Что-то зашуршало сбоку, пискнуло. Он схватился за Надино плечо. Оказалось, что она вся раздета и вся как свежий батон — не одна только грудь.
— Не бойся, это крыса с крысятами, здесь гнездо. Я тебе потом покажу.
Крыса почему-то успокоила Саню. Он боялся, что Надька перестанет водить по себе его руками и сама за него примется. Так и было. О, как хотелось убежать, но теперь уж было поздно, совсем поздно… Она уже держала его мягкими ладонями и приговаривала:
— Маленький мой, миленький…
Замечание формально было совершенно бестактным, но по существу ободряющим, выражало полнейшую симпатию. Соблазнительница была сострадательна, держала в руках его робкое мужество крепко и ласково.
— Видишь, как хорошо, — глубоко вздохнула невидимая Надька. Она победила, вот что она чувствовала. Опять она победила. Прижала Санькину голову к своей груди — какая власть, вот так она всех их побеждает.

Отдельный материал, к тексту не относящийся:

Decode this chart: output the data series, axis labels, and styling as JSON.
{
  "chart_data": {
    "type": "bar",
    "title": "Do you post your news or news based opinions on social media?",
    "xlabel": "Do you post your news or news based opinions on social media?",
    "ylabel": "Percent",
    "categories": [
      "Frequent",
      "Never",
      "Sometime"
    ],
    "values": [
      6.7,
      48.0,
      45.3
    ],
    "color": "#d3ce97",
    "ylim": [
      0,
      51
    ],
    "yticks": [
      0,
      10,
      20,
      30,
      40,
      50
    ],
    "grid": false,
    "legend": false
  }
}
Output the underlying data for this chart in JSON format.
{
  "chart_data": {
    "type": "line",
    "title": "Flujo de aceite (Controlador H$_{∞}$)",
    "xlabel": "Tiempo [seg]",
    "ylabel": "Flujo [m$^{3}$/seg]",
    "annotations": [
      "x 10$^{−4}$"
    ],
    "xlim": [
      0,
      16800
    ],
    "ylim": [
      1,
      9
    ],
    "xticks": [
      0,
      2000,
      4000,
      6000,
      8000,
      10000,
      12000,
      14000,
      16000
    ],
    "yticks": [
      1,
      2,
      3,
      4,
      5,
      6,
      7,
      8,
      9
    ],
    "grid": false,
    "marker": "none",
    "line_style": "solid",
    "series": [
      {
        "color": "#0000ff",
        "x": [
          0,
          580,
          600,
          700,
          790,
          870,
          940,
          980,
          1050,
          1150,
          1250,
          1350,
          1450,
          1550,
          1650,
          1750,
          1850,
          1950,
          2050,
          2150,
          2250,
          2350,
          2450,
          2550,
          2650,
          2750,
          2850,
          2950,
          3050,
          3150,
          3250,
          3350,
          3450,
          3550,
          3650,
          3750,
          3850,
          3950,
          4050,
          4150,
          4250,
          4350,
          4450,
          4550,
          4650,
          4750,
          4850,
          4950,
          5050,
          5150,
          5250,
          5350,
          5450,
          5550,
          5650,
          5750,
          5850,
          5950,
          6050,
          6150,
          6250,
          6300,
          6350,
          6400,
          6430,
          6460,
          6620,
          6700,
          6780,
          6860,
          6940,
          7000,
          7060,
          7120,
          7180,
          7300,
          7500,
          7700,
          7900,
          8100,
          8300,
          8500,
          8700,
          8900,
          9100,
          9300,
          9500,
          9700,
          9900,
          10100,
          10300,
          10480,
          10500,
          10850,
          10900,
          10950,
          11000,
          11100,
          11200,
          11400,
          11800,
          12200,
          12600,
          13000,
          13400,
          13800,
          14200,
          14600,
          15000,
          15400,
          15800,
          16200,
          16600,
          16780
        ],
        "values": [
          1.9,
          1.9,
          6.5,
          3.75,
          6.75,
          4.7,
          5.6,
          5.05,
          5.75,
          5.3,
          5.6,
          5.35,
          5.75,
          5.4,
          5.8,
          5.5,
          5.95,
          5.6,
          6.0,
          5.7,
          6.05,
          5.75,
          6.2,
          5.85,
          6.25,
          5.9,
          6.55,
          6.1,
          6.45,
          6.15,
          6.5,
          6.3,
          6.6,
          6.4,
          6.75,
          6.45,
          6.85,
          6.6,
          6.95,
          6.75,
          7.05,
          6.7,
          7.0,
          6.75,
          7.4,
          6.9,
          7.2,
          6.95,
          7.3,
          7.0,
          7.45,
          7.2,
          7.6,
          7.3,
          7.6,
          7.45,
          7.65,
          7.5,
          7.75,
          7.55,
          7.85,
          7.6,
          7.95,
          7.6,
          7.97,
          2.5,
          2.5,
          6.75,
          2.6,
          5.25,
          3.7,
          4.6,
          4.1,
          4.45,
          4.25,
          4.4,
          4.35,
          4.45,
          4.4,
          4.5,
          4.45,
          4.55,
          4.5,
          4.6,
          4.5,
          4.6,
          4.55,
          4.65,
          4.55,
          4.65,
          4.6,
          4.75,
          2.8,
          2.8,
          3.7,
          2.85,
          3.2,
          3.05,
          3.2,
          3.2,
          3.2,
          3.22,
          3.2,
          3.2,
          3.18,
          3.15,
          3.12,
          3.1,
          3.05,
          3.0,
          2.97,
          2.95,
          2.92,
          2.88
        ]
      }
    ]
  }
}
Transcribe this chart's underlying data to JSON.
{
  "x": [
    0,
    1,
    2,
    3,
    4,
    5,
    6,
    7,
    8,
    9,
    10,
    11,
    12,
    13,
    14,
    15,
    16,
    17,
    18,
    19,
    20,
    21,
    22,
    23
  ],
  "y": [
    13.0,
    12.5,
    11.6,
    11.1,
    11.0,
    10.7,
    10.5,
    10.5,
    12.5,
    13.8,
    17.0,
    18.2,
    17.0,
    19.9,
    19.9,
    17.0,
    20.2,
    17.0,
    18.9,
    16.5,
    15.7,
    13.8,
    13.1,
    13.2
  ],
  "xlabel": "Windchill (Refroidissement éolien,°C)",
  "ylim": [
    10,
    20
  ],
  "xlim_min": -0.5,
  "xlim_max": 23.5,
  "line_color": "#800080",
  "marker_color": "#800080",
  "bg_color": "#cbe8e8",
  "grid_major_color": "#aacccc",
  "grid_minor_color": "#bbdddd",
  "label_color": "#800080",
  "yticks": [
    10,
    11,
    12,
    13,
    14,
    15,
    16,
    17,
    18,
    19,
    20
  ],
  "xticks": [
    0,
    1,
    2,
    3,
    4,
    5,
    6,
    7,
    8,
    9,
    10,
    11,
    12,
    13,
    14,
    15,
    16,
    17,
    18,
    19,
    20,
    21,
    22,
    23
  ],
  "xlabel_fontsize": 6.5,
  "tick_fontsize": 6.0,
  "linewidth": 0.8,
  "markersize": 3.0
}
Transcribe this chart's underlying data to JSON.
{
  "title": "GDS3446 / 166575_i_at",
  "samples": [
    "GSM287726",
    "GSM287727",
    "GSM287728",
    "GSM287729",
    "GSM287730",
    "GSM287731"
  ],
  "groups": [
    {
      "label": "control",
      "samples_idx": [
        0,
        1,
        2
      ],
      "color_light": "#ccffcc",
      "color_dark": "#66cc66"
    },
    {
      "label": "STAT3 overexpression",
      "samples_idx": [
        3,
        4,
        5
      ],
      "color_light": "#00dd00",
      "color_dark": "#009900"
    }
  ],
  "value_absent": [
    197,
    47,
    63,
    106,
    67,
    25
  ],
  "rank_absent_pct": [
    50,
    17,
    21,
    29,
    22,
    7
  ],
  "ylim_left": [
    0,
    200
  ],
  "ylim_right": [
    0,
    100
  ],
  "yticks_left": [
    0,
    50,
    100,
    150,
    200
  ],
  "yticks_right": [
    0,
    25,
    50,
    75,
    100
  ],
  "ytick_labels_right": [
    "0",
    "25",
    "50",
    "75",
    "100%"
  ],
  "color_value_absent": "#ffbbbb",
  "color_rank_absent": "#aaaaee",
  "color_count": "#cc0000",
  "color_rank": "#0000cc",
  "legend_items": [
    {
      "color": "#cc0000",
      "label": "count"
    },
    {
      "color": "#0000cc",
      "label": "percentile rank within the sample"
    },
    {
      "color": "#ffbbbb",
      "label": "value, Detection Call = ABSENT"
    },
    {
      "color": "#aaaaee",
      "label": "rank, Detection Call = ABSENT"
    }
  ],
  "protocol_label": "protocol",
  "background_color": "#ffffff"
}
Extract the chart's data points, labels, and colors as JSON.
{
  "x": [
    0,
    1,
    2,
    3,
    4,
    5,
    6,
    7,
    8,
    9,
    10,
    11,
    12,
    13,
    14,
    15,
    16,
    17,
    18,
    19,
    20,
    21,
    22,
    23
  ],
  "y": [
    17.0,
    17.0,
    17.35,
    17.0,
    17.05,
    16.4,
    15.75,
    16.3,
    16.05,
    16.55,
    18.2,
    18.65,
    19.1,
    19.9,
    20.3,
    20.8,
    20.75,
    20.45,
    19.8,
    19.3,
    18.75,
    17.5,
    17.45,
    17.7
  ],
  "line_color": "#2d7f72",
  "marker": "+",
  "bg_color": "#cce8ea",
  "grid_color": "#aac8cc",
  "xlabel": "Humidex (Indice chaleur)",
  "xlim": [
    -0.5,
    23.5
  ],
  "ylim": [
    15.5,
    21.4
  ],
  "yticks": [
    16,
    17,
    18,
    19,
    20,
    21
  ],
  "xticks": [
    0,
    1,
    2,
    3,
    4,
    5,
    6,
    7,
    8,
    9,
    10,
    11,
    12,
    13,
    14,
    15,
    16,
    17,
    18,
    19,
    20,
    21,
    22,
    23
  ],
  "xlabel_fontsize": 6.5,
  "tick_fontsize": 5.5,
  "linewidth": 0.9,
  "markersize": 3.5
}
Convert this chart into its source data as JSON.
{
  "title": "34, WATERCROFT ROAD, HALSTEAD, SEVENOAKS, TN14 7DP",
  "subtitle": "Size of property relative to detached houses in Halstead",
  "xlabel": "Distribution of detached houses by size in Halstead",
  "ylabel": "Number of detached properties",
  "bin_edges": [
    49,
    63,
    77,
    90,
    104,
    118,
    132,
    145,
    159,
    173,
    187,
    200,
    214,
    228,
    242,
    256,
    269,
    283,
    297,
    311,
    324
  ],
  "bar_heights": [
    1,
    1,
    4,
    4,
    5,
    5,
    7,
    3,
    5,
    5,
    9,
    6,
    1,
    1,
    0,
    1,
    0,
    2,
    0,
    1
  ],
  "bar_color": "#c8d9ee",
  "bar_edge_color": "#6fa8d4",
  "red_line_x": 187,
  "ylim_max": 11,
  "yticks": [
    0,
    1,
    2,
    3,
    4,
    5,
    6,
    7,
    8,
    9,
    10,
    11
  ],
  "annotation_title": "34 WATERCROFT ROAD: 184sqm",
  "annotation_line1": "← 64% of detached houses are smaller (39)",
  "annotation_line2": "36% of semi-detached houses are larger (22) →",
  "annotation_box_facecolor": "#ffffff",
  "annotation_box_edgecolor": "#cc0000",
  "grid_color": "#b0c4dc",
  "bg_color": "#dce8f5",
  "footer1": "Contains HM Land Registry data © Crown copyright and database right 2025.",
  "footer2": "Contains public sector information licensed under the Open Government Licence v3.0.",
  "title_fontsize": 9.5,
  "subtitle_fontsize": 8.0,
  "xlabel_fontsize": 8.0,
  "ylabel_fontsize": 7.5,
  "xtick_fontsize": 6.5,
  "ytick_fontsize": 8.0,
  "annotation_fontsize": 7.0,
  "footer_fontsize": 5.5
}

«Я не хочу, не хочу», — твердил Саня про себя, но это не помогло. Он был уже внутри, и деваться было некуда.
Тихий удовлетворенный смешок:
— Ну вот, вода дырочку найдет.
То, что могло быть началом, было одновременно и завершением.
Сжало и выбросило. Липко, горячо. И безумно стыдно. Это и есть оно?
Надька искала ртом его губы. Он вежливо их предоставил. Она облизала его рот большим языком и немного всунула язык под верхнюю губу. Всосала воздух. Раздался чмокающий звук.
— Умри, но не давай поцелуя без любви, — сказала она шепотом.
Это уж точно. Лучше умереть, чем все это…
На улице стоял нескончаемый мелкий дождь. Илья ждал его на противоположной стороне переулка. Подошел.
— Все нормально? — спросил без всякой улыбки, деловито.
— Нормально. Довольно мерзко, — ответил Саня легким голосом, так что Илья даже не догадался, насколько ему мерзко.
Они молча дошли до Саниного дома, простились у подъезда.
Назавтра Саня не пришел в школу. Заболел. Всегдашняя болезнь — температура под сорок, и ничего больше. Сквозь сон мерещилось, что умирает, что у него сифилис или еще что-то похуже. Но ничего такого не было. Через три дня температура спала, он еще несколько дней провалялся в постели, бабушка варила ему морс, делала трубочки со взбитыми сливками и терла зеленые яблоки на самой мелкой терке, а он боролся с набегающими постоянно приступами отвращения к себе, к своему телу, предавшему его и ответившему на чужой зов вопреки его, Саниному, желанию… Или не вопреки?
Лежал и читал «Одиссею». Дочитал до места, где Одиссеевы спутники гребли мимо острова сирен и уши их были залиты воском — а то бы попрыгали в воду и поплыли на голоса сирен, — а Одиссей, привязанный ремнями к мачте, корчился и пытался содрать с себя узы, чтобы кинуться в море и плыть навстречу нестерпимо зовущему пению. Он был единственный, кто услышал эти звуки и выжил. Каменистые берега были усыпаны ссохшимися кожами да сухими костями достигших острова путешественников — клюнули на приманку чарующего двухголосья и были высосаны сиренами-кровопийцами.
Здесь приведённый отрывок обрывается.